How Shame Drives the Cycle and How to Break It
One of the angles rarely addressed in content about how to stop being a narcissist is the role shame plays in perpetuating the very patterns you want to change.
When you receive honest feedback that your behavior has hurt someone, a shame response activates immediately. You might notice:
- A defensive part that immediately challenges the accuracy of the feedback.
- A part that criticizes the person offering it to make their concern seem invalid.
- A part that retreats into silence or superiority to avoid the feeling entirely.
- An internal shift that feels like a threat, not information.
This is not willful cruelty. It is a protective response to a feeling that is genuinely overwhelming. The shame of having caused harm collides with the deeper shame of believing, at some level, that you are fundamentally inadequate.
Learning to interrupt this cycle means building what IFS calls “self-energy”: the capacity to be present with difficulty without needing to manage or escape it.
When to Seek Arlene’s Professional Support
If you are serious about how to stop being a narcissist, professional support is not optional. The internal work described above requires a therapeutic relationship with someone who can hold the full complexity of what you are carrying without either conflicting with your defenses or shaming you into collapse.
A skilled IFS therapist provides:
- A space where all parts of you, including the ones that have caused harm, are approached with curiosity rather than condemnation.
- Clear, bounded accountability that does not collapse into blame.
- Pacing that allows the vulnerable parts beneath the protective ones to emerge safely.

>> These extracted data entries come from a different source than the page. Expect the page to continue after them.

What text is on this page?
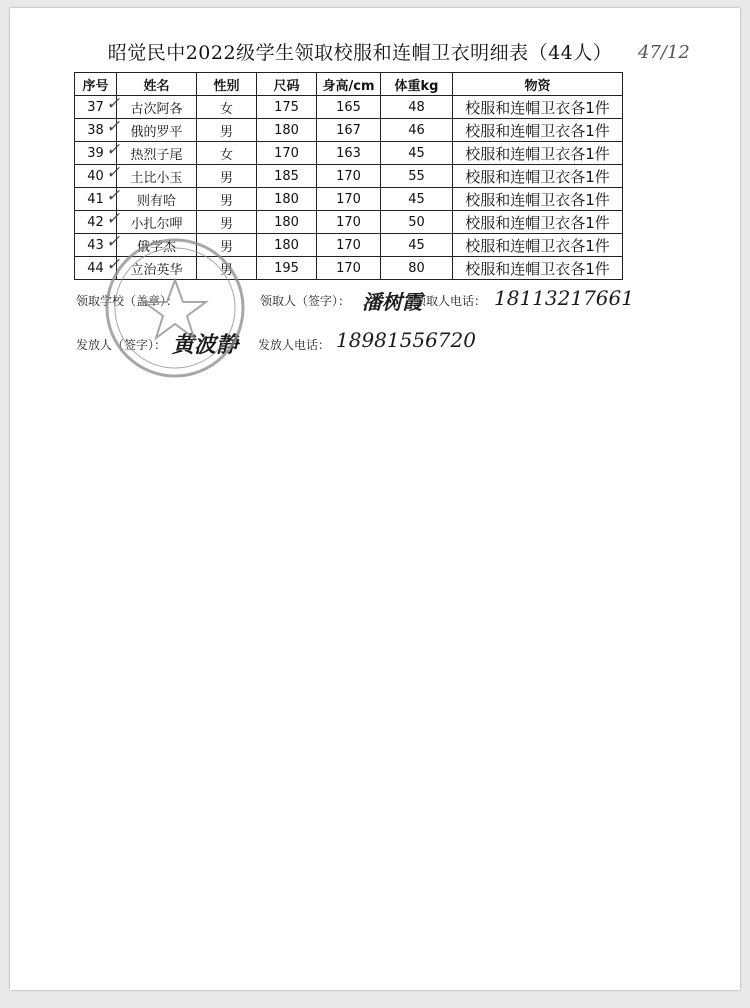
昭觉民中2022级学生领取校服和连帽卫衣明细表（44人）	47/12
序号	姓名	性别	尺码	身高/cm	体重kg	物资
37	古次阿各	女	175	165	48	校服和连帽卫衣各1件
38	俄的罗平	男	180	167	46	校服和连帽卫衣各1件
39	热烈子尾	女	170	163	45	校服和连帽卫衣各1件
40	土比小玉	男	185	170	55	校服和连帽卫衣各1件
41	则有哈	男	180	170	45	校服和连帽卫衣各1件
42	小扎尔呷	男	180	170	50	校服和连帽卫衣各1件
43	俄学杰	男	180	170	45	校服和连帽卫衣各1件
44	立治英华	男	195	170	80	校服和连帽卫衣各1件
领取学校（盖章）：	领取人（签字）： 潘树霞
领取人电话： 18113217661
发放人（签字）： 黄波静 发放人电话： 18981556720
✓
✓
✓
✓
✓
✓
✓
✓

- Ongoing attunement to the shifts in your internal system across the arc of the work.
Whether you are coming to this through a relationship in crisis, a period of personal reflection, or couples therapy that has surfaced these patterns, the door is open.
As a licensed therapist in Maine and New Hampshire, I offer online consultations for individuals who are ready to do this kind of serious, grounded work.
Conclusion
Asking how to stop being a narcissist is not just a therapeutic question. It is a statement of intent.
It means you are willing to look honestly at the parts of yourself that have caused harm, to understand them instead of suppressing them, and to build the internal conditions that make genuine change possible.
I welcome you to schedule an online consultation. As a licensed IFS therapist in both Maine and New Hampshire, I am here to walk alongside you through this kind of meaningful, lasting work.
The change you are looking for is not about becoming a different person. It is about finally meeting the parts of yourself you have been working so hard to hide and giving them something better than the job they have been doing.
FAQs
1. Can narcissistic patterns genuinely change with therapy?
Yes, though it requires sustained work rather than insight alone. Change is most possible when the person is genuinely motivated and working with a clinician skilled in treating complex protective internal systems.
2. Is IFS therapy specifically effective for narcissistic patterns?
IFS is well-suited for this work because it addresses the underlying shame and vulnerability that protective narcissistic behaviors are designed to manage, without targeting the visible behaviors in isolation.
3. Do I need a formal diagnosis to work on narcissistic patterns in therapy?
No. Many adults benefit from this work without meeting the clinical threshold for narcissistic personality disorder. Recognizing harmful patterns and wanting to change them is a sufficient starting point.
4. How long does meaningful change typically take?
It varies by individual and the depth of the internal work involved. For those exploring how to stop being a narcissist, most people notice meaningful internal shifts within several months of consistent IFS therapy, with relational changes following gradually over time.